The CS16 finding is where that last question gets interesting. If agents can spontaneously negotiate safety boundaries with each other, that is a new kind of infrastructure — one that does not require the framework to anticipate every failure mode in advance. It also does not have a literature, a test suite, or a known failure mode. The Northeastern researchers have produced a finding worth serious follow-on study. Whether it scales, whether it replicates across frameworks, and whether it holds under adversarial conditions are the questions that matter next.
OpenClaw, created by developer Peter Steinberger and first released in November 2025 under the name Clawdbot, has accumulated 247,000 GitHub stars and 47,700 forks as of early March 2026. Steinberger announced on February 14, 2026, that he would be joining OpenAI and that the project would transition to an open-source foundation. The transition is in progress. The framework's governance and long-term maintenance, already complicated by the project lead's move to a major AI lab, will now need to account for a body of evidence that its security properties are configuration-dependent in ways the documentation did not make clear.
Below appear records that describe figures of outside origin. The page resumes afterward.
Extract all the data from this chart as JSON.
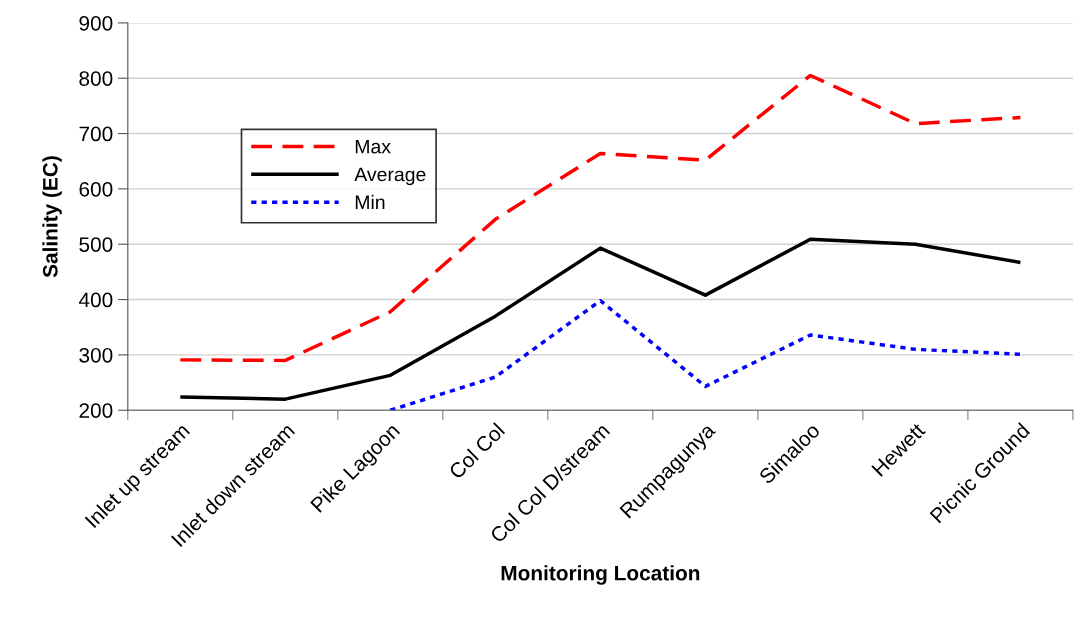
{
  "chart_data": {
    "type": "line",
    "xlabel": "Monitoring Location",
    "ylabel": "Salinity (EC)",
    "categories": [
      "Inlet up stream",
      "Inlet down stream",
      "Pike Lagoon",
      "Col Col",
      "Col Col D/stream",
      "Rumpagunya",
      "Simaloo",
      "Hewett",
      "Picnic Ground"
    ],
    "series": [
      {
        "name": "Max",
        "color": "#ff0000",
        "line_style": "dashed",
        "values": [
          291,
          290,
          378,
          545,
          664,
          652,
          805,
          718,
          729
        ]
      },
      {
        "name": "Average",
        "color": "#000000",
        "line_style": "solid",
        "values": [
          224,
          220,
          263,
          370,
          493,
          408,
          509,
          500,
          467
        ]
      },
      {
        "name": "Min",
        "color": "#0000ff",
        "line_style": "dotted",
        "values": [
          null,
          null,
          200,
          260,
          398,
          243,
          336,
          310,
          301
        ]
      }
    ],
    "ylim": [
      200,
      900
    ],
    "yticks": [
      200,
      300,
      400,
      500,
      600,
      700,
      800,
      900
    ],
    "grid": "y",
    "legend": "top left",
    "marker": "none"
  }
}
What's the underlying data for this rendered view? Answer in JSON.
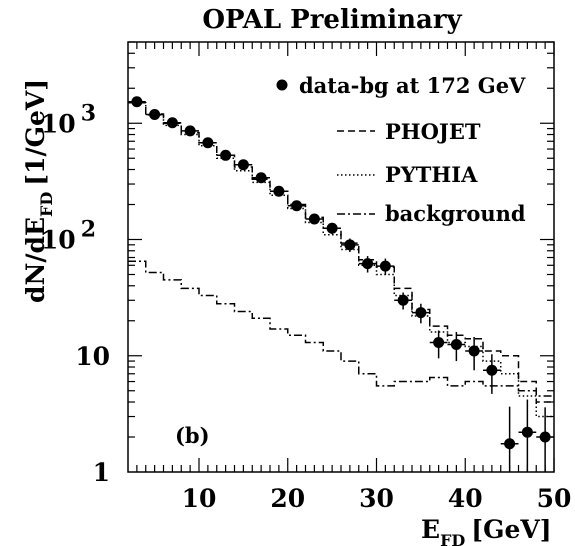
{
  "chart_data": {
    "type": "scatter",
    "title": "OPAL Preliminary",
    "xlabel": "E",
    "xlabel_sub": "FD",
    "xlabel_unit": "[GeV]",
    "ylabel_main": "dN/dE",
    "ylabel_sub": "FD",
    "ylabel_unit": "[1/GeV]",
    "panel_label": "(b)",
    "xlim": [
      2,
      50
    ],
    "ylim": [
      1,
      5000
    ],
    "log_y": true,
    "grid": false,
    "legend_position": "top-right",
    "x_ticks": [
      "10",
      "20",
      "30",
      "40",
      "50"
    ],
    "y_ticks": [
      {
        "base": "1",
        "exp": ""
      },
      {
        "base": "10",
        "exp": ""
      },
      {
        "base": "10",
        "exp": "2"
      },
      {
        "base": "10",
        "exp": "3"
      }
    ],
    "bin_edges": [
      2,
      4,
      6,
      8,
      10,
      12,
      14,
      16,
      18,
      20,
      22,
      24,
      26,
      28,
      30,
      32,
      34,
      36,
      38,
      40,
      42,
      44,
      46,
      48,
      50
    ],
    "series": [
      {
        "name": "data-bg at 172 GeV",
        "style": "points",
        "x": [
          3,
          5,
          7,
          9,
          11,
          13,
          15,
          17,
          19,
          21,
          23,
          25,
          27,
          29,
          31,
          33,
          35,
          37,
          39,
          41,
          43,
          45,
          47,
          49
        ],
        "y": [
          1530,
          1190,
          1010,
          860,
          680,
          530,
          440,
          340,
          260,
          195,
          150,
          125,
          90,
          62,
          59,
          30,
          23.5,
          13,
          12.5,
          11,
          7.5,
          1.75,
          2.2,
          2.0
        ],
        "err_low": [
          50,
          45,
          40,
          37,
          33,
          29,
          27,
          24,
          21,
          18,
          15,
          14,
          12,
          10,
          9.5,
          5,
          4.5,
          3.5,
          3.5,
          3.5,
          2.8,
          1.2,
          1.2,
          1.1
        ],
        "err_high": [
          50,
          45,
          40,
          37,
          33,
          29,
          27,
          24,
          21,
          18,
          15,
          14,
          12,
          10,
          9.5,
          5,
          4.5,
          3.5,
          3.5,
          3.5,
          2.8,
          1.9,
          2.0,
          1.6
        ]
      },
      {
        "name": "PHOJET",
        "style": "dashed",
        "values": [
          1500,
          1200,
          1000,
          830,
          680,
          530,
          420,
          330,
          260,
          200,
          155,
          125,
          93,
          67,
          58,
          38,
          25,
          18,
          15,
          14,
          11,
          10,
          6,
          4
        ]
      },
      {
        "name": "PYTHIA",
        "style": "dotted",
        "values": [
          1500,
          1180,
          960,
          800,
          640,
          500,
          390,
          310,
          240,
          185,
          140,
          110,
          82,
          60,
          50,
          33,
          22,
          16,
          13,
          12,
          9,
          7,
          4.5,
          3
        ]
      },
      {
        "name": "background",
        "style": "dashdot",
        "values": [
          65,
          52,
          45,
          38,
          33,
          28,
          24,
          21,
          17,
          15,
          13,
          11,
          9,
          7,
          5.5,
          6,
          6,
          6.5,
          5.5,
          6,
          5.5,
          5.5,
          5,
          4.5
        ]
      }
    ]
  }
}
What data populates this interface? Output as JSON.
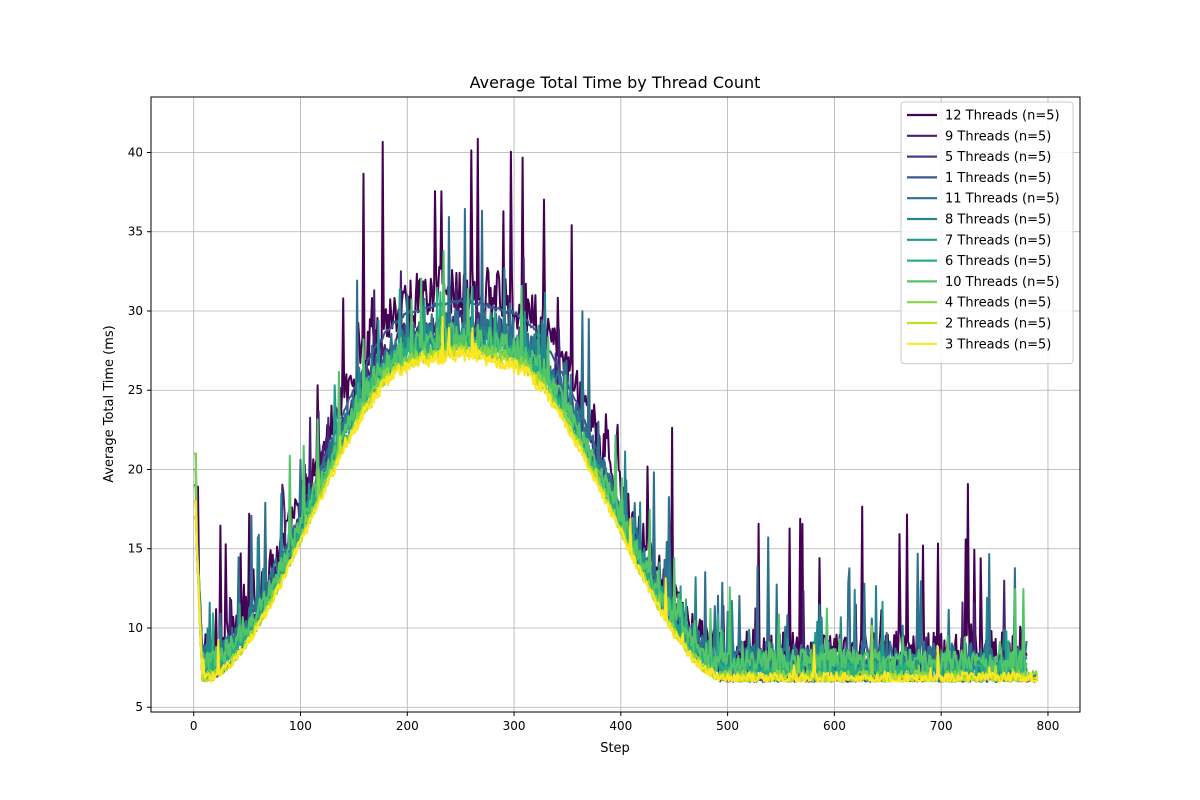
{
  "chart_data": {
    "type": "line",
    "title": "Average Total Time by Thread Count",
    "xlabel": "Step",
    "ylabel": "Average Total Time (ms)",
    "xlim": [
      -40,
      830
    ],
    "ylim": [
      4.7,
      43.5
    ],
    "xticks": [
      0,
      100,
      200,
      300,
      400,
      500,
      600,
      700,
      800
    ],
    "yticks": [
      5,
      10,
      15,
      20,
      25,
      30,
      35,
      40
    ],
    "grid": true,
    "legend_position": "top-right",
    "series": [
      {
        "name": "12 Threads (n=5)",
        "color": "#440154",
        "end": 780,
        "noise": 3.2,
        "peak": 30.5,
        "base": 8.3,
        "spike": 0.09
      },
      {
        "name": "9 Threads (n=5)",
        "color": "#482173",
        "end": 780,
        "noise": 1.6,
        "peak": 28.5,
        "base": 7.6,
        "spike": 0.05
      },
      {
        "name": "5 Threads (n=5)",
        "color": "#433e85",
        "end": 790,
        "noise": 0.7,
        "peak": 28.0,
        "base": 6.8,
        "spike": 0.02
      },
      {
        "name": "1 Threads (n=5)",
        "color": "#38588c",
        "end": 790,
        "noise": 0.25,
        "peak": 30.0,
        "base": 6.7,
        "spike": 0.0
      },
      {
        "name": "11 Threads (n=5)",
        "color": "#2d708e",
        "end": 780,
        "noise": 2.4,
        "peak": 28.2,
        "base": 8.0,
        "spike": 0.07
      },
      {
        "name": "8 Threads (n=5)",
        "color": "#25858e",
        "end": 780,
        "noise": 1.5,
        "peak": 27.8,
        "base": 7.6,
        "spike": 0.05
      },
      {
        "name": "7 Threads (n=5)",
        "color": "#1e9b8a",
        "end": 780,
        "noise": 1.3,
        "peak": 27.5,
        "base": 7.4,
        "spike": 0.04
      },
      {
        "name": "6 Threads (n=5)",
        "color": "#2ab07f",
        "end": 780,
        "noise": 1.2,
        "peak": 27.3,
        "base": 7.3,
        "spike": 0.04
      },
      {
        "name": "10 Threads (n=5)",
        "color": "#52c569",
        "end": 780,
        "noise": 1.8,
        "peak": 27.6,
        "base": 7.8,
        "spike": 0.05
      },
      {
        "name": "4 Threads (n=5)",
        "color": "#86d549",
        "end": 790,
        "noise": 0.9,
        "peak": 27.0,
        "base": 6.9,
        "spike": 0.02
      },
      {
        "name": "2 Threads (n=5)",
        "color": "#c2df23",
        "end": 790,
        "noise": 0.6,
        "peak": 26.8,
        "base": 6.8,
        "spike": 0.01
      },
      {
        "name": "3 Threads (n=5)",
        "color": "#fde725",
        "end": 790,
        "noise": 0.8,
        "peak": 26.6,
        "base": 6.8,
        "spike": 0.02
      }
    ]
  }
}
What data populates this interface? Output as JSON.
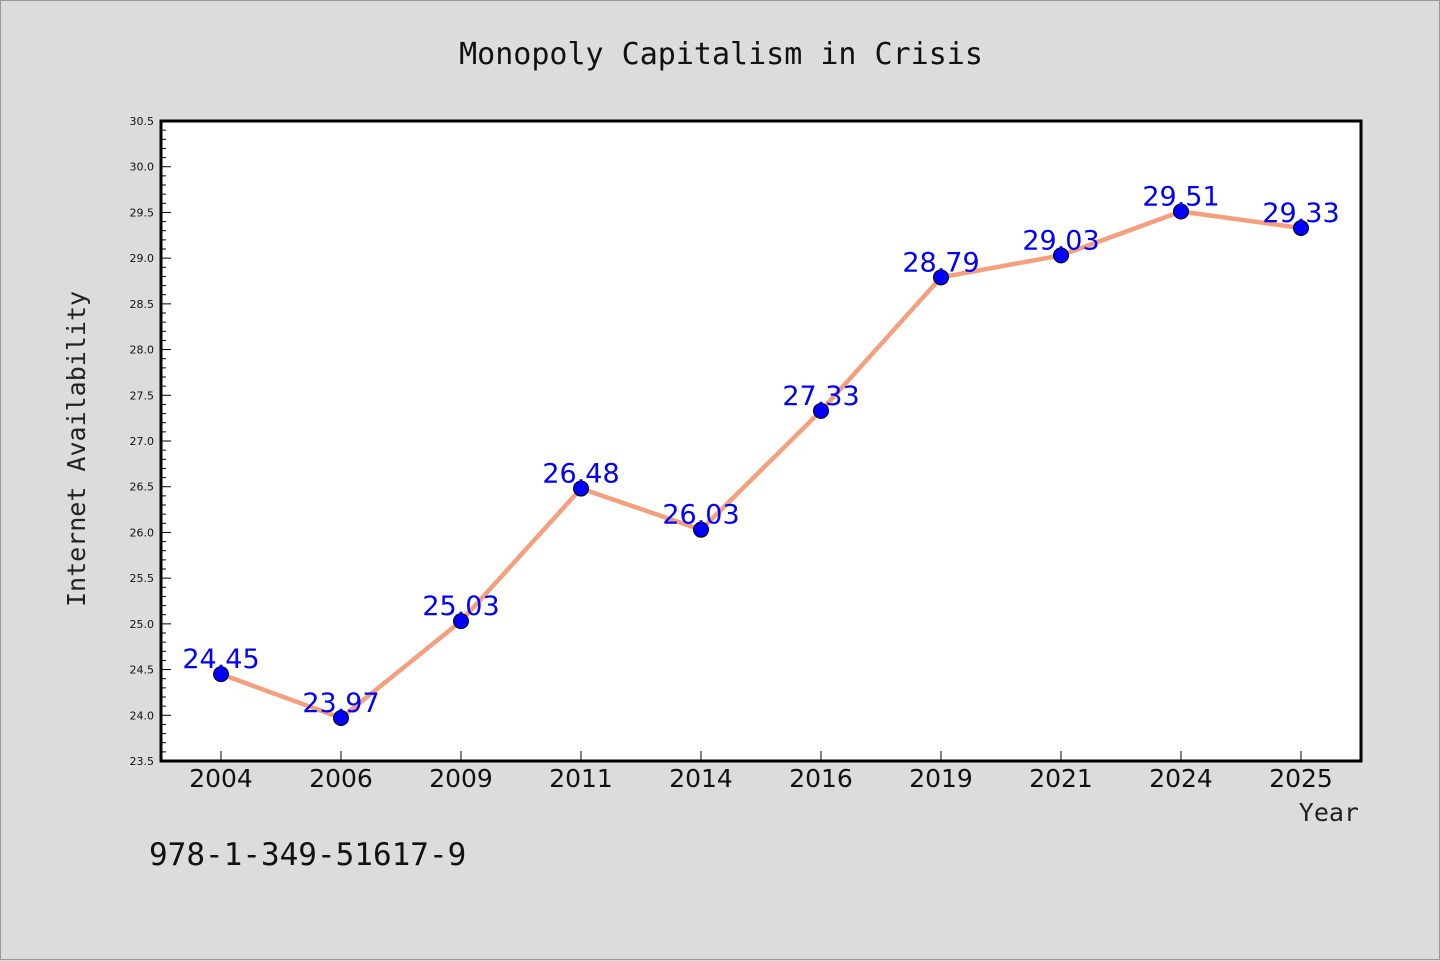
{
  "chart_data": {
    "type": "line",
    "title": "Monopoly Capitalism in Crisis",
    "xlabel": "Year",
    "ylabel": "Internet Availability",
    "categories": [
      "2004",
      "2006",
      "2009",
      "2011",
      "2014",
      "2016",
      "2019",
      "2021",
      "2024",
      "2025"
    ],
    "series": [
      {
        "values": [
          24.45,
          23.97,
          25.03,
          26.48,
          26.03,
          27.33,
          28.79,
          29.03,
          29.51,
          29.33
        ],
        "labels": [
          "24.45",
          "23.97",
          "25.03",
          "26.48",
          "26.03",
          "27.33",
          "28.79",
          "29.03",
          "29.51",
          "29.33"
        ],
        "line_color": "#f4a07f",
        "marker_color": "#0000ff"
      }
    ],
    "ylim": [
      23.5,
      30.5
    ],
    "yticks": [
      "23.5",
      "24.0",
      "24.5",
      "25.0",
      "25.5",
      "26.0",
      "26.5",
      "27.0",
      "27.5",
      "28.0",
      "28.5",
      "29.0",
      "29.5",
      "30.0",
      "30.5"
    ],
    "grid": false,
    "legend": "none"
  },
  "annotation": "978-1-349-51617-9",
  "colors": {
    "background": "#dcdcdc",
    "plot_background": "#ffffff",
    "axes": "#000000",
    "data_label": "#0000ff"
  }
}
Beijing issued warnings against government deployment of OpenClaw as of March 11, 2026, according to Reuters, and in some cases those warnings extended to state-owned enterprises and personal devices — though the scope and enforcement remain unclear. Tencent shipped ClawBot, a commercial WeChat integration built on OpenClaw, on March 22, 2026. The simultaneous dynamic — official wariness at the top of the Chinese tech apparatus even as commercial adoption accelerates at the bottom — is a microcosm of the global agent framework situation more broadly.
The story the wire told was about a framework that breaks easily. The story the paper tells is more complicated and more useful: a framework that breaks in documented, reproducible ways when misdeployed — and holds in documented, surprising ways even in adversarial conditions. Whether that is a security disaster or a rigorous first step toward systematic agent red-teaming depends on what you think the field needs right now.
Lead authors Natalie Shapira and Chris Wendler are postdoctoral researchers at Northeastern University; David Bau is a professor there. The preprint is on arXiv.